Anomalous Fraction 2%
Anom Quantile 0.55
Anomaly Cols 4
Accuracy 97.6%
Precision 84.0%
Recall 89.4%

Confusion Matrix

Conclusion and a Look Ahead

This piece demonstrates the use of pre-trained LLMs to help practitioners identify drift and anomalies in tabular data. During tests over various fractions of anomalies, anomaly locations, and anomaly columns, this method was in most cases able to detect anomalous regions of as few as 2% of the data centered within five centiles from the median of the variables’ values. We do not claim that such a resolution would qualify for rare-event detection, but the ability to detect anomalous inliers was impressive. More impressive is this detection methodology is non-parametric, quick and easy to implement, and visually-based.

The utility of this method derives from the tabular-based data prompts presented to the LLMs.

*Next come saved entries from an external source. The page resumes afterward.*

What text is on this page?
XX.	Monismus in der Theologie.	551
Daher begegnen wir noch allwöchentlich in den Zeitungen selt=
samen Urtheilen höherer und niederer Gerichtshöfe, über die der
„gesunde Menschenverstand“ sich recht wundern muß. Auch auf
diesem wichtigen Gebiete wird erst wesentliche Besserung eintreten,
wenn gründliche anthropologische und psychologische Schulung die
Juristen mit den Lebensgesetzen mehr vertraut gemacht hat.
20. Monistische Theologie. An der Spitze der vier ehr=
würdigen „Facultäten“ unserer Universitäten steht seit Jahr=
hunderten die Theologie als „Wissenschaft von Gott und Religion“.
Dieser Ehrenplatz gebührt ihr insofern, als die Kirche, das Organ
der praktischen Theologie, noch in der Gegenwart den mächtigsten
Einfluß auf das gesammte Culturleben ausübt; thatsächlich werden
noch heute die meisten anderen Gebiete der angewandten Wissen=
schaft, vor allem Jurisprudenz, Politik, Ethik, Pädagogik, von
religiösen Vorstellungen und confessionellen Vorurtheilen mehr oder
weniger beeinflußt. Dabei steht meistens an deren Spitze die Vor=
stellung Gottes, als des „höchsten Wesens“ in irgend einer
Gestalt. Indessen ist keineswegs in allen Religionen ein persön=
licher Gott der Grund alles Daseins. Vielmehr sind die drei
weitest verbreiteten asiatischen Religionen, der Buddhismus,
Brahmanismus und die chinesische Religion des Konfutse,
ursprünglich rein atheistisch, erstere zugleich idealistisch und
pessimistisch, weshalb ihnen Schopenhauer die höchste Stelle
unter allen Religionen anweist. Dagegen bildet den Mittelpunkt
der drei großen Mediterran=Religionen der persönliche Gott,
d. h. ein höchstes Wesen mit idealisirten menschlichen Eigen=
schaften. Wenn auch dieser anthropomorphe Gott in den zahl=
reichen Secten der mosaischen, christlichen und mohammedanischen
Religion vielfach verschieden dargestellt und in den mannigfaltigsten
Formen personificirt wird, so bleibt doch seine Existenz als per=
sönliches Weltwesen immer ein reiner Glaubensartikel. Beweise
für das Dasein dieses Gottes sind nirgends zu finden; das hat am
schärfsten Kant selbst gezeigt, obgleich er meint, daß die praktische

During their training, LLMs map out topological surfaces in high dimensional spaces that can be represented by latent embeddings. Those high dimensional surfaces mapped out by the predictions represent combinations of features in the authentic (trained) data. If drifted or anomalous data are presented to the LLMs, those data appear at different locations on the manifold farther from the authentic/true data.

The method described above has immediate applications to model observability and data governance, allowing data organizations to develop a service level agreement|understanding (SLA) with the organizations.  For example, with little work, an organization could claim that it will detect all anomalies comprising 2% volume of the data within a fixed number of hours of first occurrence. While this might not seem like a great benefit, it caps the amount of damage done from drift/anomalies and may be a better outcome than many organizations achieve today. This can be installed on any new tabular data sets as those data sets come on. From there and if needed, the organization can work to increase sensitivity (decrease the detection limits) and improve the SLA.